Festival co-director Ventimiglia, who also works as video producer at the N.C. School of Science and Mathematics, said more than 200 films were submitted for this year’s festival, about double the number of submissions received last year. The shorts range across genres – narrative and documentary, animation and experimental – and many combine multiple film formats, she said.

“We have a film this year that was shot entirely on someone’s Apple phone,” Ventimiglia said. “Format doesn’t really matter. Really, if it emotionally resonated with us, if we get some kind of feeling from the film – that’s what we base it on more than anything else.”

Of the local films that will be presented, Ventimiglia said she’s particularly enthused by “Kudzu Vine,” a 20-minute black-and-white film by Durham filmmaker and Duke University instructor Josh Gibson. “It’s just so visually stunning,” Ventimiglia said. “The way it’s shot is just so incredible, so meticulously done.”

“Kudzu Vine” examines the history and utility of the pervasive plant, famous in the South for growing more than a foot a day and draping the landscape with its slightly eerie vines.
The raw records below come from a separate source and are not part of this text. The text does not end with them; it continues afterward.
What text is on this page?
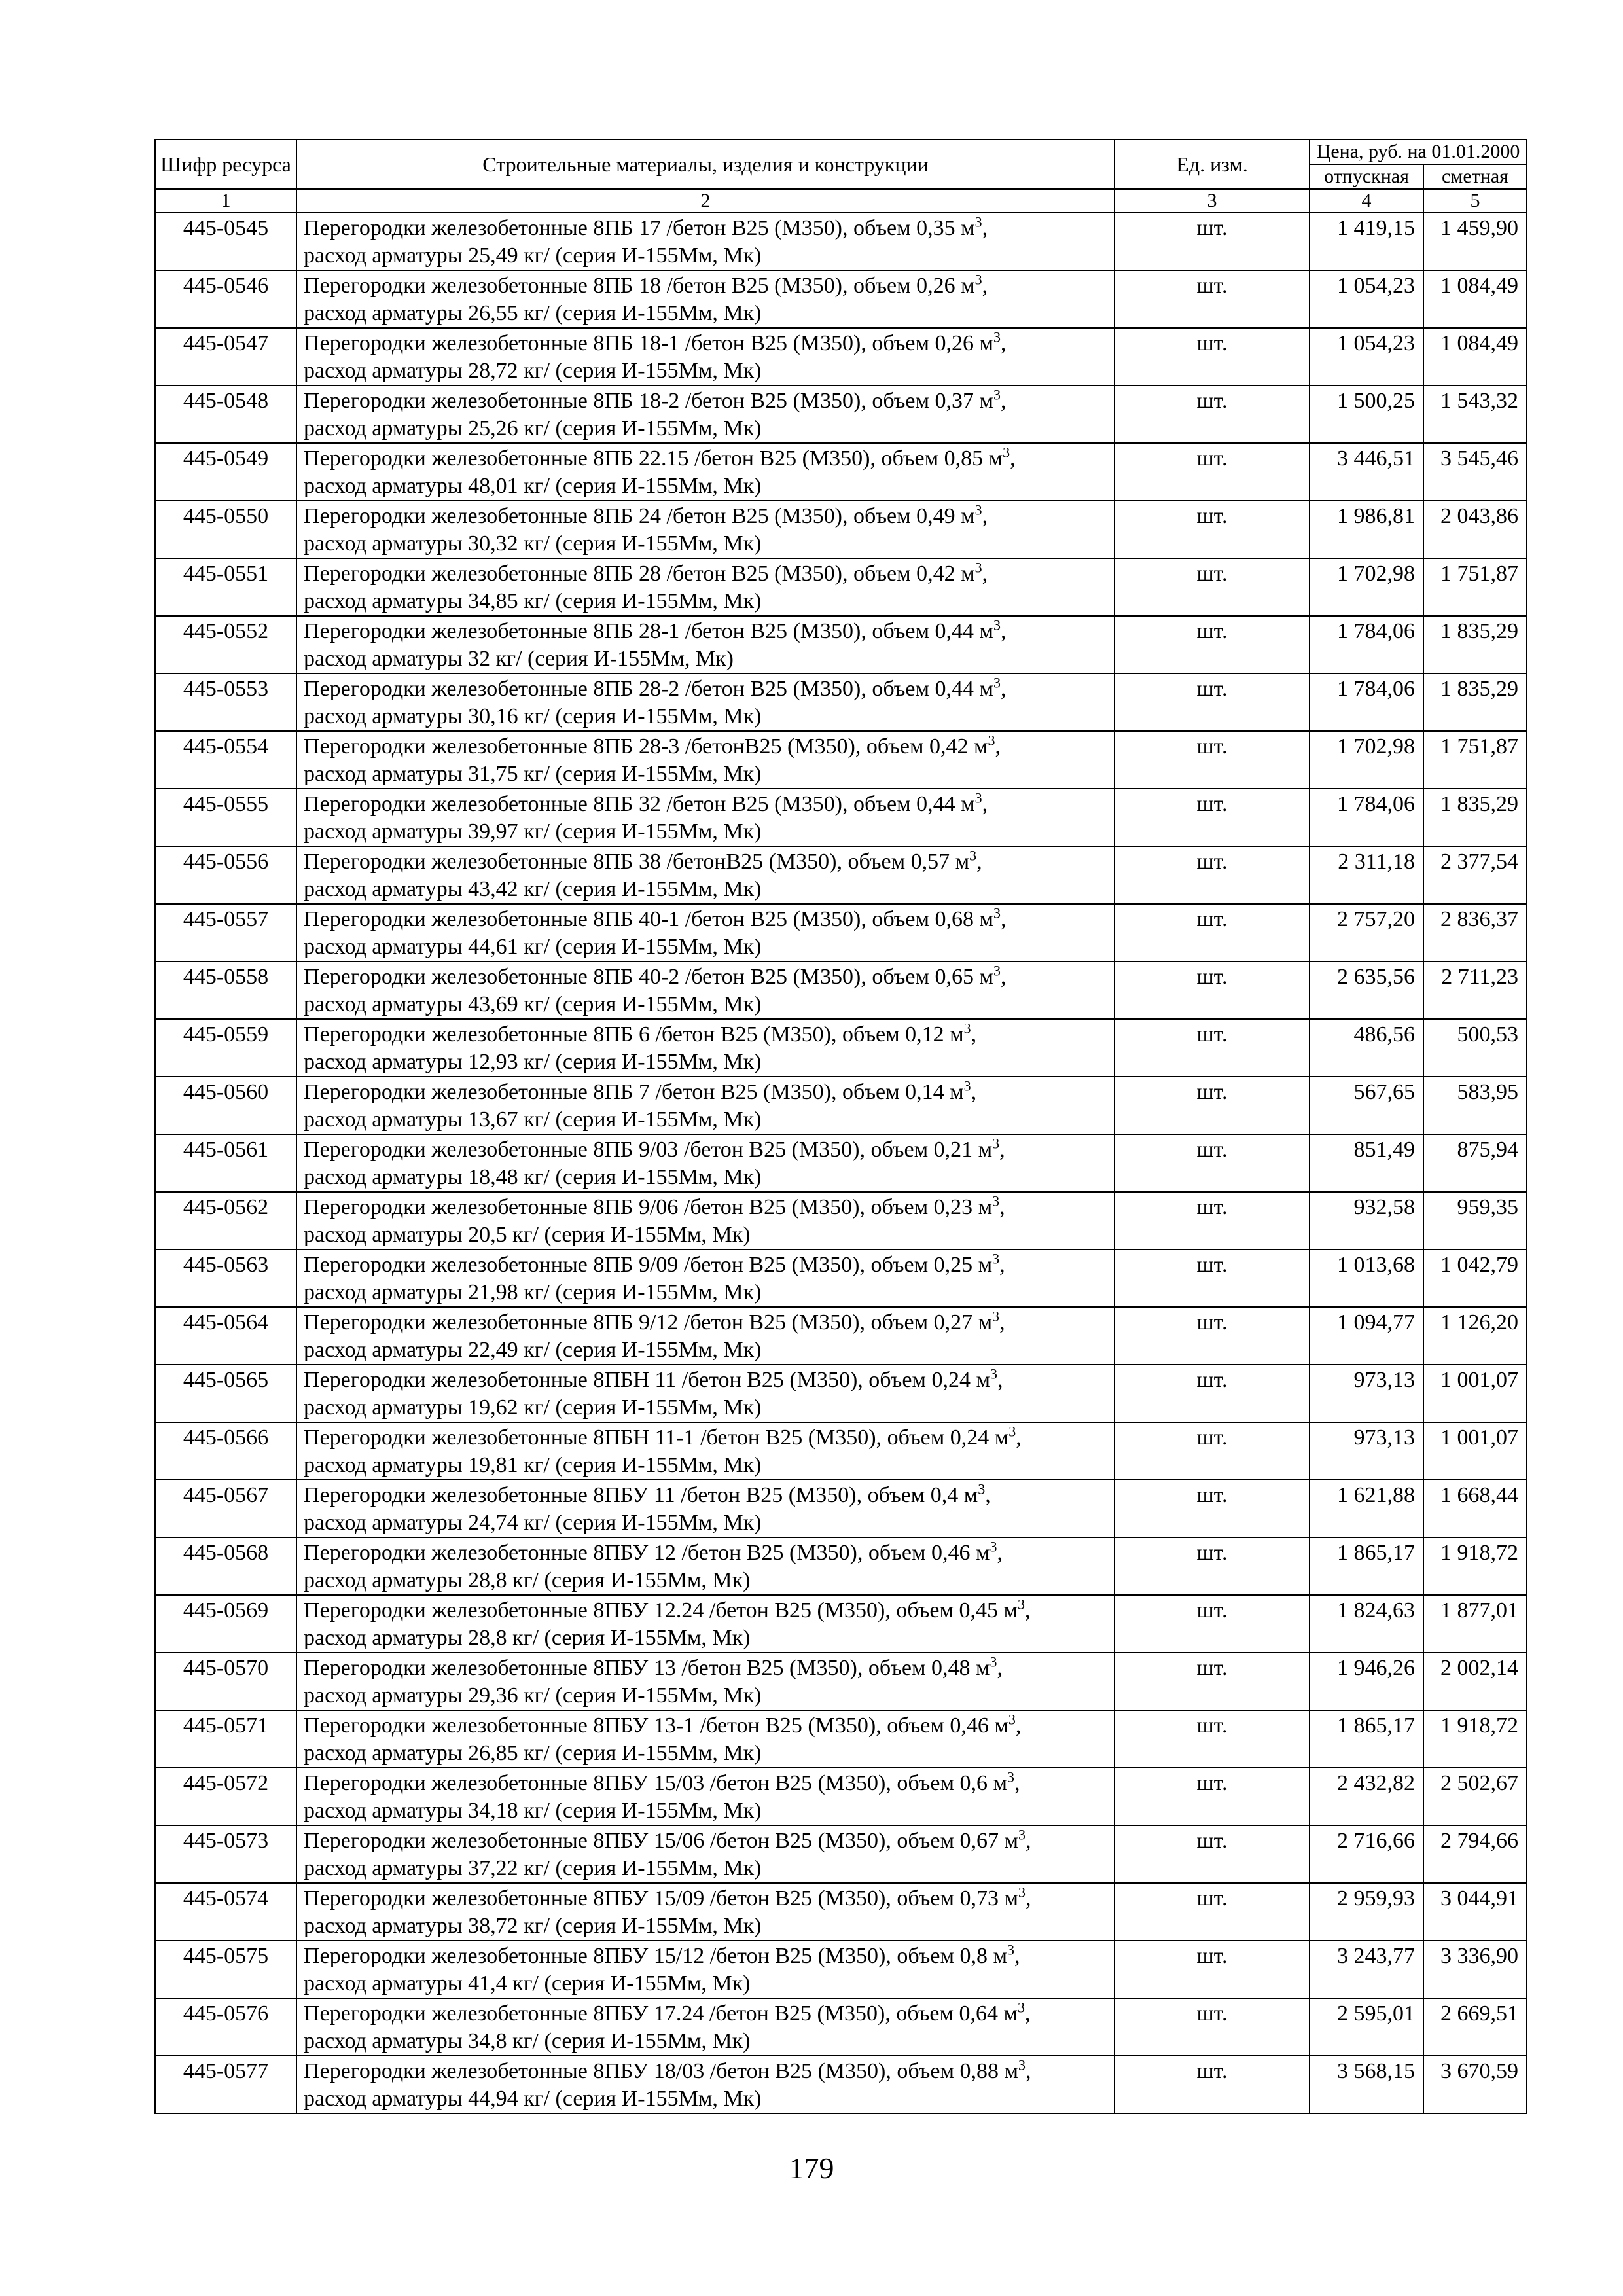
Шифр ресурса	Строительные материалы, изделия и конструкции	Ед. изм.	Цена, руб. на 01.01.2000	
			отпускная	сметная
1	2	3	4	5
445-0545	Перегородки железобетонные 8ПБ 17 /бетон В25 (М350), объем 0,35 $м^3$,
расход арматуры 25,49 кг/ (серия И-155Мм, Мк)	шт.	1 419,15	1 459,90
445-0546	Перегородки железобетонные 8ПБ 18 /бетон В25 (М350), объем 0,26 $м^3$,
расход арматуры 26,55 кг/ (серия И-155Мм, Мк)	шт.	1 054,23	1 084,49
445-0547	Перегородки железобетонные 8ПБ 18-1 /бетон В25 (М350), объем 0,26 $м^3$,
расход арматуры 28,72 кг/ (серия И-155Мм, Мк)	шт.	1 054,23	1 084,49
445-0548	Перегородки железобетонные 8ПБ 18-2 /бетон В25 (М350), объем 0,37 $м^3$,
расход арматуры 25,26 кг/ (серия И-155Мм, Мк)	шт.	1 500,25	1 543,32
445-0549	Перегородки железобетонные 8ПБ 22.15 /бетон В25 (М350), объем 0,85 $м^3$,
расход арматуры 48,01 кг/ (серия И-155Мм, Мк)	шт.	3 446,51	3 545,46
445-0550	Перегородки железобетонные 8ПБ 24 /бетон В25 (М350), объем 0,49 $м^3$,
расход арматуры 30,32 кг/ (серия И-155Мм, Мк)	шт.	1 986,81	2 043,86
445-0551	Перегородки железобетонные 8ПБ 28 /бетон В25 (М350), объем 0,42 $м^3$,
расход арматуры 34,85 кг/ (серия И-155Мм, Мк)	шт.	1 702,98	1 751,87
445-0552	Перегородки железобетонные 8ПБ 28-1 /бетон В25 (М350), объем 0,44 $м^3$,
расход арматуры 32 кг/ (серия И-155Мм, Мк)	шт.	1 784,06	1 835,29
445-0553	Перегородки железобетонные 8ПБ 28-2 /бетон В25 (М350), объем 0,44 $м^3$,
расход арматуры 30,16 кг/ (серия И-155Мм, Мк)	шт.	1 784,06	1 835,29
445-0554	Перегородки железобетонные 8ПБ 28-3 /бетонВ25 (М350), объем 0,42 $м^3$,
расход арматуры 31,75 кг/ (серия И-155Мм, Мк)	шт.	1 702,98	1 751,87
445-0555	Перегородки железобетонные 8ПБ 32 /бетон В25 (М350), объем 0,44 $м^3$,
расход арматуры 39,97 кг/ (серия И-155Мм, Мк)	шт.	1 784,06	1 835,29
445-0556	Перегородки железобетонные 8ПБ 38 /бетонВ25 (М350), объем 0,57 $м^3$,
расход арматуры 43,42 кг/ (серия И-155Мм, Мк)	шт.	2 311,18	2 377,54
445-0557	Перегородки железобетонные 8ПБ 40-1 /бетон В25 (М350), объем 0,68 $м^3$,
расход арматуры 44,61 кг/ (серия И-155Мм, Мк)	шт.	2 757,20	2 836,37
445-0558	Перегородки железобетонные 8ПБ 40-2 /бетон В25 (М350), объем 0,65 $м^3$,
расход арматуры 43,69 кг/ (серия И-155Мм, Мк)	шт.	2 635,56	2 711,23
445-0559	Перегородки железобетонные 8ПБ 6 /бетон В25 (М350), объем 0,12 $м^3$,
расход арматуры 12,93 кг/ (серия И-155Мм, Мк)	шт.	486,56	500,53
445-0560	Перегородки железобетонные 8ПБ 7 /бетон В25 (М350), объем 0,14 $м^3$,
расход арматуры 13,67 кг/ (серия И-155Мм, Мк)	шт.	567,65	583,95
445-0561	Перегородки железобетонные 8ПБ 9/03 /бетон В25 (М350), объем 0,21 $м^3$,
расход арматуры 18,48 кг/ (серия И-155Мм, Мк)	шт.	851,49	875,94
445-0562	Перегородки железобетонные 8ПБ 9/06 /бетон В25 (М350), объем 0,23 $м^3$,
расход арматуры 20,5 кг/ (серия И-155Мм, Мк)	шт.	932,58	959,35
445-0563	Перегородки железобетонные 8ПБ 9/09 /бетон В25 (М350), объем 0,25 $м^3$,
расход арматуры 21,98 кг/ (серия И-155Мм, Мк)	шт.	1 013,68	1 042,79
445-0564	Перегородки железобетонные 8ПБ 9/12 /бетон В25 (М350), объем 0,27 $м^3$,
расход арматуры 22,49 кг/ (серия И-155Мм, Мк)	шт.	1 094,77	1 126,20
445-0565	Перегородки железобетонные 8ПБН 11 /бетон В25 (М350), объем 0,24 $м^3$,
расход арматуры 19,62 кг/ (серия И-155Мм, Мк)	шт.	973,13	1 001,07
445-0566	Перегородки железобетонные 8ПБН 11-1 /бетон В25 (М350), объем 0,24 $м^3$,
расход арматуры 19,81 кг/ (серия И-155Мм, Мк)	шт.	973,13	1 001,07
445-0567	Перегородки железобетонные 8ПБУ 11 /бетон В25 (М350), объем 0,4 $м^3$,
расход арматуры 24,74 кг/ (серия И-155Мм, Мк)	шт.	1 621,88	1 668,44
445-0568	Перегородки железобетонные 8ПБУ 12 /бетон В25 (М350), объем 0,46 $м^3$,
расход арматуры 28,8 кг/ (серия И-155Мм, Мк)	шт.	1 865,17	1 918,72
445-0569	Перегородки железобетонные 8ПБУ 12.24 /бетон В25 (М350), объем 0,45 $м^3$,
расход арматуры 28,8 кг/ (серия И-155Мм, Мк)	шт.	1 824,63	1 877,01
445-0570	Перегородки железобетонные 8ПБУ 13 /бетон В25 (М350), объем 0,48 $м^3$,
расход арматуры 29,36 кг/ (серия И-155Мм, Мк)	шт.	1 946,26	2 002,14
445-0571	Перегородки железобетонные 8ПБУ 13-1 /бетон В25 (М350), объем 0,46 $м^3$,
расход арматуры 26,85 кг/ (серия И-155Мм, Мк)	шт.	1 865,17	1 918,72
445-0572	Перегородки железобетонные 8ПБУ 15/03 /бетон В25 (М350), объем 0,6 $м^3$,
расход арматуры 34,18 кг/ (серия И-155Мм, Мк)	шт.	2 432,82	2 502,67
445-0573	Перегородки железобетонные 8ПБУ 15/06 /бетон В25 (М350), объем 0,67 $м^3$,
расход арматуры 37,22 кг/ (серия И-155Мм, Мк)	шт.	2 716,66	2 794,66
445-0574	Перегородки железобетонные 8ПБУ 15/09 /бетон В25 (М350), объем 0,73 $м^3$,
расход арматуры 38,72 кг/ (серия И-155Мм, Мк)	шт.	2 959,93	3 044,91
445-0575	Перегородки железобетонные 8ПБУ 15/12 /бетон В25 (М350), объем 0,8 $м^3$,
расход арматуры 41,4 кг/ (серия И-155Мм, Мк)	шт.	3 243,77	3 336,90
445-0576	Перегородки железобетонные 8ПБУ 17.24 /бетон В25 (М350), объем 0,64 $м^3$,
расход арматуры 34,8 кг/ (серия И-155Мм, Мк)	шт.	2 595,01	2 669,51
445-0577	Перегородки железобетонные 8ПБУ 18/03 /бетон В25 (М350), объем 0,88 $м^3$,
расход арматуры 44,94 кг/ (серия И-155Мм, Мк)	шт.	3 568,15	3 670,59
179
Gibson said that, with “Kudzu Vine,” he tried to take a genre approach to the documentary form.

“I’d worked with this particular film stock before, and knew it had this sort of mid-19th-century feel to it,” he said. “It feels like an old scary movie. I began to think, what about a documentary that feels like a horror film?”

Aside from the submitted films, this year’s Strange Beauty festival features several special events as well. On Friday night, Durham filmmaker and historian Tom Whiteside will present a three-screen, 16 mm program called “FILMISTORY.2,” including archival clips from a dozen films, each more than 100 years old.

Also on Friday, Triangle musicians Wendy Spitzer and Billy Sugarfix will perform a live original score to the 1921 animated silent film, “Dream of the Rarebit Fiend: The Pet.”

On Saturday, Durham audio producer Jennifer Deer returns with “The Strange Beauty Aural Fixation,” a curated collection of audio-only programming “best experienced in a dark room with strangers.”

Canadian invasion

Ventimiglia said that one aspect of this year’s festival was entirely unexpected: Of the films showing at the festival, a disproportionate number are from the Canadian city of Winnipeg.

“I don’t know how that happened, it’s really weird,” she said with a laugh. “We got a few submissions from a filmmaker in Winnipeg last year, and I guess he told all his friends. They must have quite a vibrant experimental film scene in Winnipeg.”